Although several studies have investigated powdery mildew pathogens in both barley and Arabidopsis [33,34,24,20], fewer studies have investigated the Bgt pathogen in wheat [15, 38]. In present study, the different transcript expression patterns of Bgt during compatible and incompatible interactions and the relationships with fungal morphological growth have been determined.
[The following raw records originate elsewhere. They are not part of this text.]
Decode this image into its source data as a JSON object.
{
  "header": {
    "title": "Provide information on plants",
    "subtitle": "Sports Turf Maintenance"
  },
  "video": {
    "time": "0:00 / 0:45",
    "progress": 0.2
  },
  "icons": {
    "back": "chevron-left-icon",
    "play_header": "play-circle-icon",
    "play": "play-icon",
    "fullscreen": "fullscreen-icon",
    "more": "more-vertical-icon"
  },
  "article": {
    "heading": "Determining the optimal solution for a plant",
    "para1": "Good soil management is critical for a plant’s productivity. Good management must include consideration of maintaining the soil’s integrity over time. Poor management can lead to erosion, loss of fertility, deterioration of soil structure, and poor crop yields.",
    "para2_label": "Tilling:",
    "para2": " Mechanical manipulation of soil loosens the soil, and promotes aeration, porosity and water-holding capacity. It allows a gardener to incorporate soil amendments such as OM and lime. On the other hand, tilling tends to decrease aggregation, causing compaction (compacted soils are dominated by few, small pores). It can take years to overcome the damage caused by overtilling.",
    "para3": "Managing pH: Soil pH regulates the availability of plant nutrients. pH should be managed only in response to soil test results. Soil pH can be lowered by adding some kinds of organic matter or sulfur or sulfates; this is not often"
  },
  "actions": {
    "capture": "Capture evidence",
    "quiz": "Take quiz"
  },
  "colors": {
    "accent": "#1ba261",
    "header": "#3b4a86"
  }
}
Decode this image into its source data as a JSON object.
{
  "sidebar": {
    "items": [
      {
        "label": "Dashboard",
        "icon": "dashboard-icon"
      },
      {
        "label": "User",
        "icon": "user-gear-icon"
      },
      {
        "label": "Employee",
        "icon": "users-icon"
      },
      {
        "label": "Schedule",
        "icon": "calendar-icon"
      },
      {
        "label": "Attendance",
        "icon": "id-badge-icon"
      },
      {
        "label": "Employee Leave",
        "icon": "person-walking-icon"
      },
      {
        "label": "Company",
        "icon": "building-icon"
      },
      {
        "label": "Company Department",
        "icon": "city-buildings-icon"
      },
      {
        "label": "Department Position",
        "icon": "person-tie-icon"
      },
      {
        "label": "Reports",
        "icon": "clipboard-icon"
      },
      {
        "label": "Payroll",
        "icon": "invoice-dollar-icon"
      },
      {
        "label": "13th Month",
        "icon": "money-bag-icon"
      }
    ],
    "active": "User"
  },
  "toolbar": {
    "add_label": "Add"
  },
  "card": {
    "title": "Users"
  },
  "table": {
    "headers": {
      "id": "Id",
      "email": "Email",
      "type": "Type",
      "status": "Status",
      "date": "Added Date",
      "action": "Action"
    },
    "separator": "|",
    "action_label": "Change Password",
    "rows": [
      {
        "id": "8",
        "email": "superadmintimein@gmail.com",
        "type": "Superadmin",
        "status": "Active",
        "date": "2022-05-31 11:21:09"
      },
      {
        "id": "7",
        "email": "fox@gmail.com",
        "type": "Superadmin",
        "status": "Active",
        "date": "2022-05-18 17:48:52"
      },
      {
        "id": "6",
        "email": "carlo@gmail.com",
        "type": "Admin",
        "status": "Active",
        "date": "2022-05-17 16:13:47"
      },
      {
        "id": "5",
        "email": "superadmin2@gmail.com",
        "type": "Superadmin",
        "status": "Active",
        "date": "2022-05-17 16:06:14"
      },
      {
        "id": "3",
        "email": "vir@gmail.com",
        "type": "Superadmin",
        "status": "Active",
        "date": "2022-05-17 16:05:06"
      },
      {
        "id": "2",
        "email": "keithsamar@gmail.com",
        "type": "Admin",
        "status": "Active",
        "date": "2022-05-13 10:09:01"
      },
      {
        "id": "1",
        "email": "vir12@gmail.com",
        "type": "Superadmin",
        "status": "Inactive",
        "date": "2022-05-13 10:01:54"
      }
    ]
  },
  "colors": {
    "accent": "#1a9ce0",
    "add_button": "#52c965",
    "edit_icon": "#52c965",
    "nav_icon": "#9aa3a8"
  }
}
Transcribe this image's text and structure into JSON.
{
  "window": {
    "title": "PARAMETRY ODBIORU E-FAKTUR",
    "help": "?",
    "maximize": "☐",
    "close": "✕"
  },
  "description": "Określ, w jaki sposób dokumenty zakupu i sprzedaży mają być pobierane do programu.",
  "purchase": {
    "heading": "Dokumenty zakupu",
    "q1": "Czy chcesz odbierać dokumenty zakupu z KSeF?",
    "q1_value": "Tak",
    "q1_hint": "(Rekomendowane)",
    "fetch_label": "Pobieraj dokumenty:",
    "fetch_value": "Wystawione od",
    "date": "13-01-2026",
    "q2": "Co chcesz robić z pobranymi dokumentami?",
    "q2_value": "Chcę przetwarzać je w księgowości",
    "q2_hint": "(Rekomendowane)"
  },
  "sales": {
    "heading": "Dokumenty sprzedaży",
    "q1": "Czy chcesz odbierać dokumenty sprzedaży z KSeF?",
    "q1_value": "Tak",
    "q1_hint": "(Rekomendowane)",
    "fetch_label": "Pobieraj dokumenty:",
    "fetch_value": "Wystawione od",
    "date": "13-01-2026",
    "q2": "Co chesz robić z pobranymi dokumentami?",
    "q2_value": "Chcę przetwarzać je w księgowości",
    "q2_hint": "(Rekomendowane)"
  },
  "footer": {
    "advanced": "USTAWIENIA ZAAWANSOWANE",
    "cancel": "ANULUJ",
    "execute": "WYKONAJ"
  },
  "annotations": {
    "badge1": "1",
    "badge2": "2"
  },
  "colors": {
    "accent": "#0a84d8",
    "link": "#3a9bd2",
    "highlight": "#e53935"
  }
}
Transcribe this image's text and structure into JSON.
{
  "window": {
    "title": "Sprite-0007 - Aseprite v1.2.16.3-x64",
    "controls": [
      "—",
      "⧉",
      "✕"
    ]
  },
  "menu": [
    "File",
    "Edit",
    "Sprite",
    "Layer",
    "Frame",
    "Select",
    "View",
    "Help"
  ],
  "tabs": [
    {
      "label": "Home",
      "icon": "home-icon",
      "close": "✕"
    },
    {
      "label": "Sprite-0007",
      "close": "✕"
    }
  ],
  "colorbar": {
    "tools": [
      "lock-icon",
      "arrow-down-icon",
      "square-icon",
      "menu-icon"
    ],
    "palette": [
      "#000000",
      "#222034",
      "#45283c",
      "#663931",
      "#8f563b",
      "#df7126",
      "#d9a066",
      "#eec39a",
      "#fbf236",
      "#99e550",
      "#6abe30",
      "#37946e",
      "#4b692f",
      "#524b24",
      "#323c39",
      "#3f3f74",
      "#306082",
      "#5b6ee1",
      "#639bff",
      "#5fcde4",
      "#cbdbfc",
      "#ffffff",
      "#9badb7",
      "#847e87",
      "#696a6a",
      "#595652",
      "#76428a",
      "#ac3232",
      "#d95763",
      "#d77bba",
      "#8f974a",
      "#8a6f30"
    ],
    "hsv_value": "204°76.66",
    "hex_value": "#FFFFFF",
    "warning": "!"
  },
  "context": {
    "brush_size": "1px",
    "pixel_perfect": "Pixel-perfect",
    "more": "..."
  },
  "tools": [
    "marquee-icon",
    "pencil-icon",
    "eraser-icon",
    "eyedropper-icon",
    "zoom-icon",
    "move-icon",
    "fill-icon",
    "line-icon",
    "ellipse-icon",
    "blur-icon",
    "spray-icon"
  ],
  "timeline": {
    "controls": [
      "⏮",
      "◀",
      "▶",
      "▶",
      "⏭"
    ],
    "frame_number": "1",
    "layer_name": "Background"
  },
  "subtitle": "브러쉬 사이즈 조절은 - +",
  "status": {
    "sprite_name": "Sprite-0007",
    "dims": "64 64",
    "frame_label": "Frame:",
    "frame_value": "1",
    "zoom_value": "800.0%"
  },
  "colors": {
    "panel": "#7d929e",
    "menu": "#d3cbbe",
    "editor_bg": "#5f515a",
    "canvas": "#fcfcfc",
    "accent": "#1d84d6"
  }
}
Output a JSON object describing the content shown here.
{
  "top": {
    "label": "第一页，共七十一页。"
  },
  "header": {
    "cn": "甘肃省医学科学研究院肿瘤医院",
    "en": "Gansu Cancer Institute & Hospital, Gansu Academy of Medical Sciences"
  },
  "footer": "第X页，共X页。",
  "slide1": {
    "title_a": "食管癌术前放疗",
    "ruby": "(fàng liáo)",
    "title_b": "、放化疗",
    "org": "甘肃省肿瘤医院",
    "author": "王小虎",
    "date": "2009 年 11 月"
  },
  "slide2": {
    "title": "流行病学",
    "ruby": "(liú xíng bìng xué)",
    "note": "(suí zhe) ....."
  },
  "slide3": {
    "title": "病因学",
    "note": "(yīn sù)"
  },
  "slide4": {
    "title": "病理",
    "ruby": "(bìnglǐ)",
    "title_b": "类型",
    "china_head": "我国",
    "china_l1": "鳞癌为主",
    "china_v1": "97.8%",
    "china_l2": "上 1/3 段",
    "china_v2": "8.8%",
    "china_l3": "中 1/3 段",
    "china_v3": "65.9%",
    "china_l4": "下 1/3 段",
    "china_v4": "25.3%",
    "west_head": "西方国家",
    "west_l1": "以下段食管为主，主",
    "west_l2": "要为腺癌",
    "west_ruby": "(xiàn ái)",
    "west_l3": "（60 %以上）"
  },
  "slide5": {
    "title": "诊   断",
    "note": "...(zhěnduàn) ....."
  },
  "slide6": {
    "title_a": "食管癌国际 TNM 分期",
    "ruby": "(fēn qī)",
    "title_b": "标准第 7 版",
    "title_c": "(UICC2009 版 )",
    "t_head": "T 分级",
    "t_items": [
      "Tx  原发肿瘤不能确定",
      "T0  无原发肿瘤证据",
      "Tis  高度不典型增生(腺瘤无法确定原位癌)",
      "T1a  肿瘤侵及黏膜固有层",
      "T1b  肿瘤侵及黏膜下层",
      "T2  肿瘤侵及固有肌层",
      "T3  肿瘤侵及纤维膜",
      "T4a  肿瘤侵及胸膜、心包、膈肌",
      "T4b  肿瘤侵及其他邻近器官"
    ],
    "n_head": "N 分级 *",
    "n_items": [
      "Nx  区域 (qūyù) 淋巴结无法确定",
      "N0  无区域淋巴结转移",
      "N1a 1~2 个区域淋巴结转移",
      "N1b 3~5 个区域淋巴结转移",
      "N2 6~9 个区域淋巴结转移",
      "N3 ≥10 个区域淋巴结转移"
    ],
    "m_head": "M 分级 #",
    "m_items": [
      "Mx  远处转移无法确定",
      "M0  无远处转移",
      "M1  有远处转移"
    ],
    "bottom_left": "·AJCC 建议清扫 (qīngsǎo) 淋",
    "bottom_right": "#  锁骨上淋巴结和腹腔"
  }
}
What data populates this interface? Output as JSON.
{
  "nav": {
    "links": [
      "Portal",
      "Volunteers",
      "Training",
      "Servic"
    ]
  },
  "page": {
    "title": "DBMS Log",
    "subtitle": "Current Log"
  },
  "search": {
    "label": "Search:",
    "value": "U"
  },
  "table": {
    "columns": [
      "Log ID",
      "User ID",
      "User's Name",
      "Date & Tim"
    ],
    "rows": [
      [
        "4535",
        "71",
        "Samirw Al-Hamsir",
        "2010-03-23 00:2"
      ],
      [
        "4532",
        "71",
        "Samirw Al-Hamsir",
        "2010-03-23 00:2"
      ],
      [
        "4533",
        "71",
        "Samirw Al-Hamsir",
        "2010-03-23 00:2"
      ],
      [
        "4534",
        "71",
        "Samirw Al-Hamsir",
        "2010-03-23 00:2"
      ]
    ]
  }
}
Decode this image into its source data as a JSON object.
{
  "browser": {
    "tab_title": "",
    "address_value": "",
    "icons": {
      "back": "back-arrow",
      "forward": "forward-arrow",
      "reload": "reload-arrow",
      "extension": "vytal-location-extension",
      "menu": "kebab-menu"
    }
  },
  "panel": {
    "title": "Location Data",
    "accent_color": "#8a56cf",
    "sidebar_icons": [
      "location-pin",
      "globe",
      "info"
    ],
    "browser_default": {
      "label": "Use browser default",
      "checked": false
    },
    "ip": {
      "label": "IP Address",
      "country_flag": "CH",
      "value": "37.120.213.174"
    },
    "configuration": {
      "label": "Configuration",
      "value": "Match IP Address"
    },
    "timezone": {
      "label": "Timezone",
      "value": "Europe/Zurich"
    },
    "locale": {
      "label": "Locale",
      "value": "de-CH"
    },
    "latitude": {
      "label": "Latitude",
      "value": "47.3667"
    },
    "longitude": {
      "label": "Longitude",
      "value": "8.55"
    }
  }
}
The percentage of reads mapped to the Bgt reference genome was very low for all time points of compatible and incompatible interactions, but there were high correlations with fungal biomass. These results potentially suggest that the differences in morphological growth were accompanied by differences in gene expression at the transcriptome level. At early infection stages, H+-transporting ATPase may act as the key for entering hosts, which involves first breaking through the host defenses in compatible interactions while functioning similarly to incompatible interactions without the key to enter the host. After Bgt entered the host, it formed haustoria. The high expression of PSEPs and HSPs may indicate that most possibly acted as virulence factors to enhance pathogenicity at this stage. However, the insufficient accumulation of PSEPs and HSPs in incompatible interactions resulted in a weak attack on the host. At later infection stages, PSEPs and HSPs were possibly used to suppress the host defense response. In addition, H+-transporting ATPase may be involved in nutrient uptake at later infection stages in compatible interaction. Overall, H+-transporting ATPase, PSEPs and HSPs may play a vital role in successfully establishing pathogenesis among compatible interactions. Furthermore, endocytosis is likely an important pathway for exchanging substances as the pathogen interacts with the host.